Here’s what I’m reading and enjoying currently:
If you like your horror modern, and combined with the possibilities of technology, then check this out. We’ve heard a lot about AI recently but that’s not what’s going down in this story (at least not yet).
If you like a bit of comedy, check this out. It’s hilarious, and a good companion to the show. Even if you haven’t seen the show on Amazon/HBO Max, check it out. Made me laugh, well done.
Let’s talk Star Wars
They just announced a new Star Wars trilogy. My fingers are crossed… I really hope the new movies feature:
- More Death Stars, maybe even a man-portable backpack shoulder weapon this time… capable of destroying a planet.
- The Milennium Falcon flying through more canyons, tunnels, etc. TIE Fighter pilots are in for a surprise!
- Harrison Ford’s not interested anymore so let’s have CGI versions of Luke Skywalker and Princess Leia… I just can’t let them go.
Sorry. Yes, I’m being terribly sarcastic here. I’m not a nostalgia guy, at all. Here’s what I really hope they do: BURN IT, I SAY! BURN IT ALL DOWN!!! Commence with the blasphemy!
- Blow up the Milennium Falcon. YES, YOU HEARD ME. I’m tired of it. Cut the cord and do something new. Create a new iconic spaceship for our heroes. Speaking of which…
- Make sure these characters are on it when it’s destroyed: Chewbacca, C-3PO, R2D2, Maz Kanata. Yup, I said it. Blow them all away. Ok, ok… maybe let Chewie retire peacefully. Han, Luke, and Leia are gone, We’ve loved and honored them. Now… it’s time for something new. We’ve seen a new character (The Mandalorian) join the Star Wars universe and have interesting, new adventures so it’s completely possible. Hate to say it but… put Boba Fett on the Milennium Falcon too. KA-BLAMMMMM! Good, now let’s get started.

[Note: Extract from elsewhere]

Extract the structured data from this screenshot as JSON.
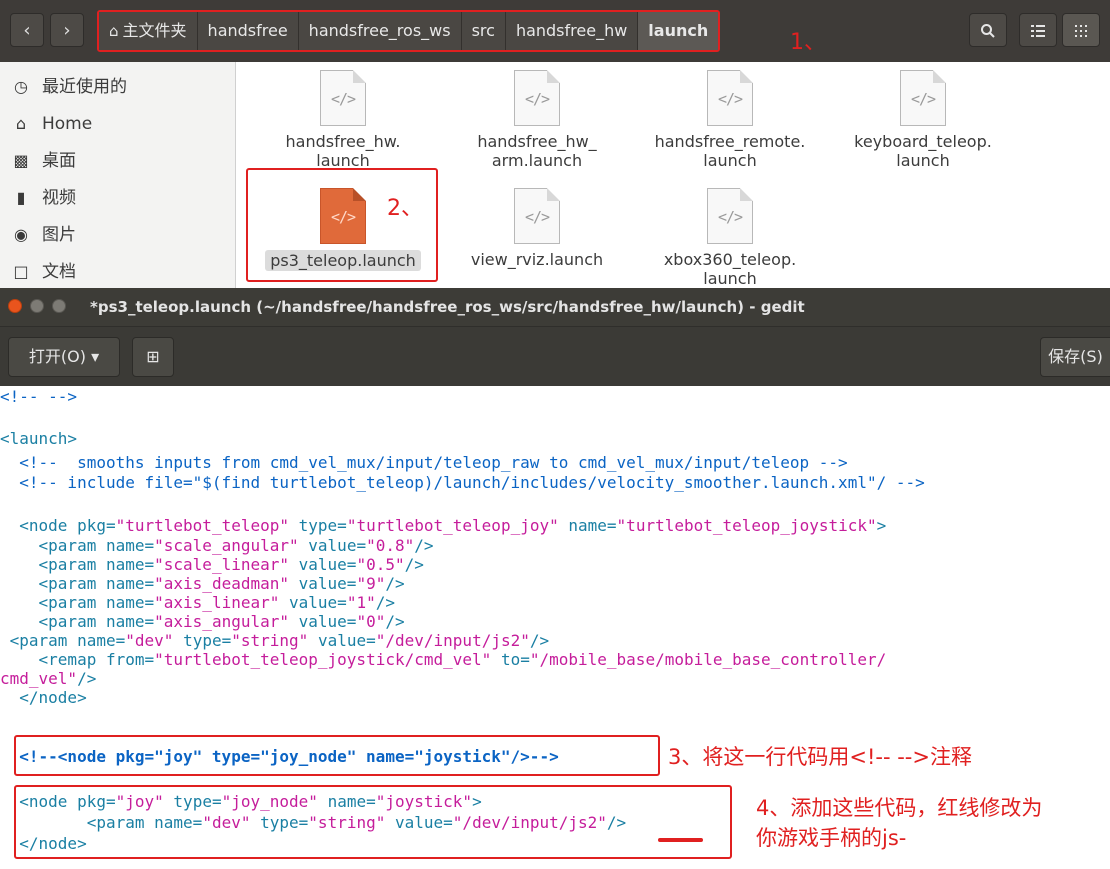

- If I see another Death Star variation, I’m going to be physically ill. We should be running out of planets by now. Sorry, blowing up a Death Star no longer makes you a big deal.
- Rehabilitate the new crew: Rey, Finn, and whats-his-name are all currently forgettable characters because they didn’t connect with audiences the way that Luke, Leia, and Han did. This can still be fixed if the script gives them something compelling to do. Even the best actors can’t make us love a movie with a terrible script.

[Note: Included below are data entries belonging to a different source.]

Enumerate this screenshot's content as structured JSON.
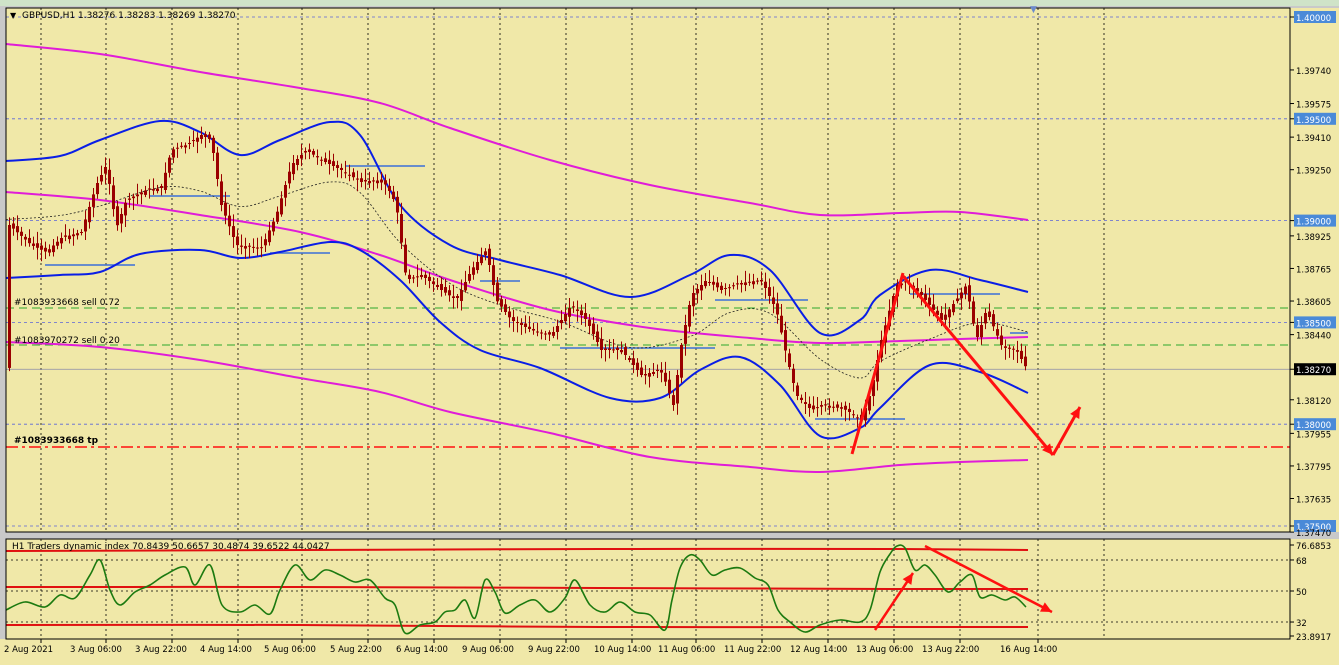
{
  "symbol_header": "GBPUSD,H1  1.38276 1.38283 1.38269 1.38270",
  "price_axis": {
    "levels": [
      {
        "label": "1.40000",
        "value": 1.4,
        "highlight": true
      },
      {
        "label": "1.39740",
        "value": 1.3974
      },
      {
        "label": "1.39575",
        "value": 1.39575
      },
      {
        "label": "1.39500",
        "value": 1.395,
        "highlight": true
      },
      {
        "label": "1.39410",
        "value": 1.3941
      },
      {
        "label": "1.39250",
        "value": 1.3925
      },
      {
        "label": "1.39000",
        "value": 1.39,
        "highlight": true
      },
      {
        "label": "1.38925",
        "value": 1.38925
      },
      {
        "label": "1.38765",
        "value": 1.38765
      },
      {
        "label": "1.38605",
        "value": 1.38605
      },
      {
        "label": "1.38500",
        "value": 1.385,
        "highlight": true
      },
      {
        "label": "1.38440",
        "value": 1.3844
      },
      {
        "label": "1.38270",
        "value": 1.3827,
        "current": true
      },
      {
        "label": "1.38120",
        "value": 1.3812
      },
      {
        "label": "1.38000",
        "value": 1.38,
        "highlight": true
      },
      {
        "label": "1.37955",
        "value": 1.37955
      },
      {
        "label": "1.37795",
        "value": 1.37795
      },
      {
        "label": "1.37635",
        "value": 1.37635
      },
      {
        "label": "1.37500",
        "value": 1.375,
        "highlight": true
      },
      {
        "label": "1.37470",
        "value": 1.3747
      }
    ]
  },
  "order_labels": {
    "sell_1": "#1083933668 sell 0.72",
    "sell_2": "#1083970272 sell 0.20",
    "tp": "#1083933668 tp"
  },
  "indicator": {
    "header": "H1 Traders dynamic index 70.8439 50.6657 30.4874 39.6522 44.0427",
    "scale_labels": [
      "76.6853",
      "68",
      "50",
      "32",
      "23.8917"
    ]
  },
  "time_axis": [
    "2 Aug 2021",
    "3 Aug 06:00",
    "3 Aug 22:00",
    "4 Aug 14:00",
    "5 Aug 06:00",
    "5 Aug 22:00",
    "6 Aug 14:00",
    "9 Aug 06:00",
    "9 Aug 22:00",
    "10 Aug 14:00",
    "11 Aug 06:00",
    "11 Aug 22:00",
    "12 Aug 14:00",
    "13 Aug 06:00",
    "13 Aug 22:00",
    "16 Aug 14:00"
  ],
  "colors": {
    "background": "#f0e8a8",
    "grid": "#000000",
    "bollinger": "#0a1ee6",
    "envelope": "#e01cd8",
    "candles": "#9a0000",
    "annotation": "#ff1010",
    "tdi_green": "#1c7a10",
    "tdi_red": "#e01010",
    "level_blue": "#3a6fd8",
    "level_green": "#2ca82c"
  }
}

- Palpatine… yikes, Bringing him back was a lazy, terrible idea. However! Rey as Palpatine’s daughter… there’s something that can be done with that. She’s starting up a new Jedi Order in one of the upcoming movies. If anyone is going to feel the pull of the Dark Side, it’s going to be Rey. Since she’s such a natural (heh), what if she stumbles upon some Dark Side powers during her meditations? What if one of her students is strong in the Dark Side and they explore the possibilities together, leading to the new villain (literally “flirting with the Dark Side”)?
Some of these reviews are late but you can still catch them streaming so here we go.

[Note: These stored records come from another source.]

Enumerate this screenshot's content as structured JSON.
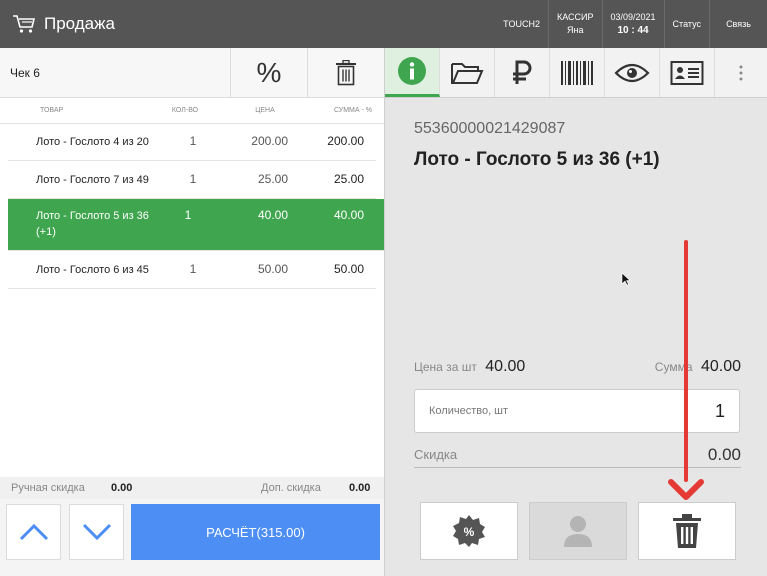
{
  "header": {
    "title": "Продажа",
    "terminal": "TOUCH2",
    "cashier_label": "КАССИР",
    "cashier_name": "Яна",
    "date": "03/09/2021",
    "time": "10 : 44",
    "status_label": "Статус",
    "connection_label": "Связь"
  },
  "receipt": {
    "label": "Чек 6",
    "columns": [
      "ТОВАР",
      "КОЛ-ВО",
      "ЦЕНА",
      "СУММА - %"
    ],
    "rows": [
      {
        "name": "Лото - Гослото 4 из 20",
        "qty": "1",
        "price": "200.00",
        "sum": "200.00"
      },
      {
        "name": "Лото - Гослото 7 из 49",
        "qty": "1",
        "price": "25.00",
        "sum": "25.00"
      },
      {
        "name": "Лото - Гослото 5 из 36 (+1)",
        "qty": "1",
        "price": "40.00",
        "sum": "40.00"
      },
      {
        "name": "Лото - Гослото 6 из 45",
        "qty": "1",
        "price": "50.00",
        "sum": "50.00"
      }
    ],
    "selected_index": 2,
    "manual_discount_label": "Ручная скидка",
    "manual_discount_value": "0.00",
    "extra_discount_label": "Доп. скидка",
    "extra_discount_value": "0.00",
    "payment_label": "РАСЧЁТ(315.00)"
  },
  "detail": {
    "barcode": "55360000021429087",
    "product_title": "Лото - Гослото 5 из 36 (+1)",
    "unit_price_label": "Цена за шт",
    "unit_price_value": "40.00",
    "sum_label": "Сумма",
    "sum_value": "40.00",
    "qty_label": "Количество, шт",
    "qty_value": "1",
    "discount_label": "Скидка",
    "discount_value": "0.00"
  },
  "colors": {
    "accent_green": "#3fa64f",
    "pay_blue": "#4d8ef5",
    "annotation_red": "#e53935"
  }
}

Dungeons & Dragons: Honor Among Thieves – It’s D&D by way of the MCU but, honestly, not bad for a D&D movie. Was pleasantly surprised by the story, action, and adaptation of the game. I’m spoiled by The Legend of Vox Machina though, which is far better and much close to what playing the game is actually like.
Evil Dead Rise – I will sing the praises of this movie to the hilltops! A chilling, grueling, endurance run of horror. Looked amazing. It kind of misses the doofus swagger of Bruce Campbell, but he’s not in the movie. I’m glad they didn’t introduce a new character trying to be Bruce Campbell, it wouldn’t have worked. Bruce is Bruce. So they upped the horror. Alyssa Sutherland gets my nod for Best Deadite ever.
Spider-Man: Across the Spider-Verse – Great movie. Visually spectacular and opened with several exhilarating sequences. Awesomely creative version of The Vulture. Dragged in the middle which killed the momentum of the movie but overall I still enjoyed it.
Sisu – Didn’t like this one. I thought it was going to be a Western-style movie set in WW2 Finland. It tried that but meh. If you’re going to copy/homage a Clint Eastwood Man With No Name type character, he has to be clever as well as badass. Finnish Guy With No Name was not clever, he’s just wearing the toughest suit of plot armor I’ve ever watched. Imagine if John Wick was shot through the head, bandaged it up, and then went on fighting. That’s Sisu. No stakes, no point.
Are You There God? It’s Me, Margaret – Ok so, I didn’t really see this but it’s the best joke in Deadpool.